Let InSight break down the 721 exchange, somewhat similar to the 1031 exchange, which provides investors with a smart way to postpone capital gains taxes when letting go of a property that they’ve held for business or investment purposes. These tax-saving strategies present compelling alternatives to the conventional sale process, which often comes with a hefty tax bill, sometimes reaching 20 to 30% of the capital gains (you can use our capital gains tax calculator to estimate your specific situation).
The 1031 exchange permits investors to defer capital gains taxes by selling an investment property and reinvesting the proceeds in a similar asset. However, it might not align with the goals of certain investors. For instance, someone might be attracted to the stable income, tax advantages, and potential appreciation offered by a Real Estate Investment Trust (REIT), which doesn’t meet the criteria for a 1031 exchange.
In a 721 exchange, a real estate investor can defer capital gains taxes when selling a property while simultaneously acquiring shares in a REIT. Now, let’s delve into the details with these key questions:
How does a 721 exchange work?
In a 721 exchange, also known as a “UPREIT,” an investor transfers property to a REIT in exchange for units in an operating partnership, which will later convert into shares of the REIT itself.
What are the primary benefits of a 721 exchange?
- Passive Income: REIT shareholders enjoy passive income as professional managers oversee the REIT’s operations and asset management. This means investors can take a hands-off approach while the managers make daily decisions about the portfolio, including acquisitions, dispositions, and distributions.
- Tax Advantages: Thanks to the 721 exchange structure, gains from property sales are deferred. In a standard sale, these gains would be taxable. Combining this tax with depreciation recapture (used to offset property taxes) can sometimes result in a tax burden exceeding 25% of your sale gains. With a 721 exchange, you sidestep these significant taxes and can use the full sale proceeds to buy REIT shares. However, it’s important to weigh this against the fees associated with completing the 721 exchange.

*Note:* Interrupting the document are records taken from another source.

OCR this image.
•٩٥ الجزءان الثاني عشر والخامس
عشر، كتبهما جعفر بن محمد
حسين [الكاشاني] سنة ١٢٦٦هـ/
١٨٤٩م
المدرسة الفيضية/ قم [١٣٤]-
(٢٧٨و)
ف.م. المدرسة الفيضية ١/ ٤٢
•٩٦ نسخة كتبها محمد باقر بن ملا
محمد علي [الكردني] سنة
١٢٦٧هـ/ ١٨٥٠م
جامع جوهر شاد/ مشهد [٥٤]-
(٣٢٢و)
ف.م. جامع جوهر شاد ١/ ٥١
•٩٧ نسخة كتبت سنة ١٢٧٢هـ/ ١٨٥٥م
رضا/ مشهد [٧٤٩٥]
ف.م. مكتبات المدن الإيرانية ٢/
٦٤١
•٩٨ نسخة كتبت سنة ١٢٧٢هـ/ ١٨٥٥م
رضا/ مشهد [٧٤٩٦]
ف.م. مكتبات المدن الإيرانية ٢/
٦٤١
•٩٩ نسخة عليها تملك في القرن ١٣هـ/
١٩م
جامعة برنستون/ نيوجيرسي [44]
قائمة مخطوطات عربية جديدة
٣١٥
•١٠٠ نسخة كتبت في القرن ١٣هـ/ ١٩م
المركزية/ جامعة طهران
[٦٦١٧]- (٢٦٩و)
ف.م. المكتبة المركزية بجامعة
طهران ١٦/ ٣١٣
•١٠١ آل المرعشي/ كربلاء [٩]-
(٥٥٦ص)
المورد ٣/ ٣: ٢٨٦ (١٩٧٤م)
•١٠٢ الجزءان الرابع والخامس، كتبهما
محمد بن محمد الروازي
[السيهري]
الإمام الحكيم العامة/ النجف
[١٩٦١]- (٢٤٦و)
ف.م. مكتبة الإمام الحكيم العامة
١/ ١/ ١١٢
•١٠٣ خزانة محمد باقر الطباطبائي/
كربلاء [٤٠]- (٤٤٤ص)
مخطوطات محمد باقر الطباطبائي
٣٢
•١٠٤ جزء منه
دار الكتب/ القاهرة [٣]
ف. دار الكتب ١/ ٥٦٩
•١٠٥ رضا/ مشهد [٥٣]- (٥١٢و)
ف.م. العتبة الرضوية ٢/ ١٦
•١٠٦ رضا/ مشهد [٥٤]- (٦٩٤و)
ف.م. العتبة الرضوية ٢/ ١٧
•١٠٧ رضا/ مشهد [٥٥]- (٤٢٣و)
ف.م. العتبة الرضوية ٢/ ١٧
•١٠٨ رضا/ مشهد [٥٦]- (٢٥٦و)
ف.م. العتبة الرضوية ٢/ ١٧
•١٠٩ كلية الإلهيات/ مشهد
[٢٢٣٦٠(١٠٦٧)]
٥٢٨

- Diversification: A 721 exchange allows investors to purchase shares of a REIT, which brings diversification benefits. REITs typically hold properties in various geographic locations and offer diversification in tenant types, industries, and sometimes asset classes. This broadens an investor’s interests beyond a single property, providing advantages like real estate appreciation, depreciation tax benefits, and income in the form of dividends.
- Estate Planning: The 721 exchange can be a valuable strategy in estate planning. Physical real estate can be challenging to sell and may lead to disputes among heirs. However, by employing a 721 exchange, the benefits continue during the investor’s lifetime, and upon passing, the shares can be equally divided or liquidated by trust heirs. Since the shares pass through a trust, heirs receive a step-up in basis and avoid capital gains and depreciation recapture taxes deferred by the estate.
Can an investor combine a 1031 exchange with a 721 exchange?
While each REIT has specific acquisition criteria that may not match the property an investor wishes to relinquish, a solution exists. Investors can combine a 1031 exchange with a 721 exchange, allowing them to acquire a fractional interest in high-quality properties that meet the REIT’s criteria. This fractional investment must be held for a sufficient period, typically around 24 months, to preserve the 1031 exchange. The good news is that the investment may generate dividends during this period. Afterward, the fractional investment can be contributed to the REIT in exchange for operating partnership units based on the property’s value, which are then exchanged for direct ownership of REIT shares.
Can an investor perform a 1031 exchange after a 721 exchange?
Unfortunately, REIT shares themselves cannot be used in a 1031 exchange. Therefore, once a 721 exchange is completed, capital gains tax deferral options come to an end. If REIT shares are sold or if the REIT sells a portion of its portfolio and returns capital to investors, they will be required to recognize any capital gains or losses when filing their taxes.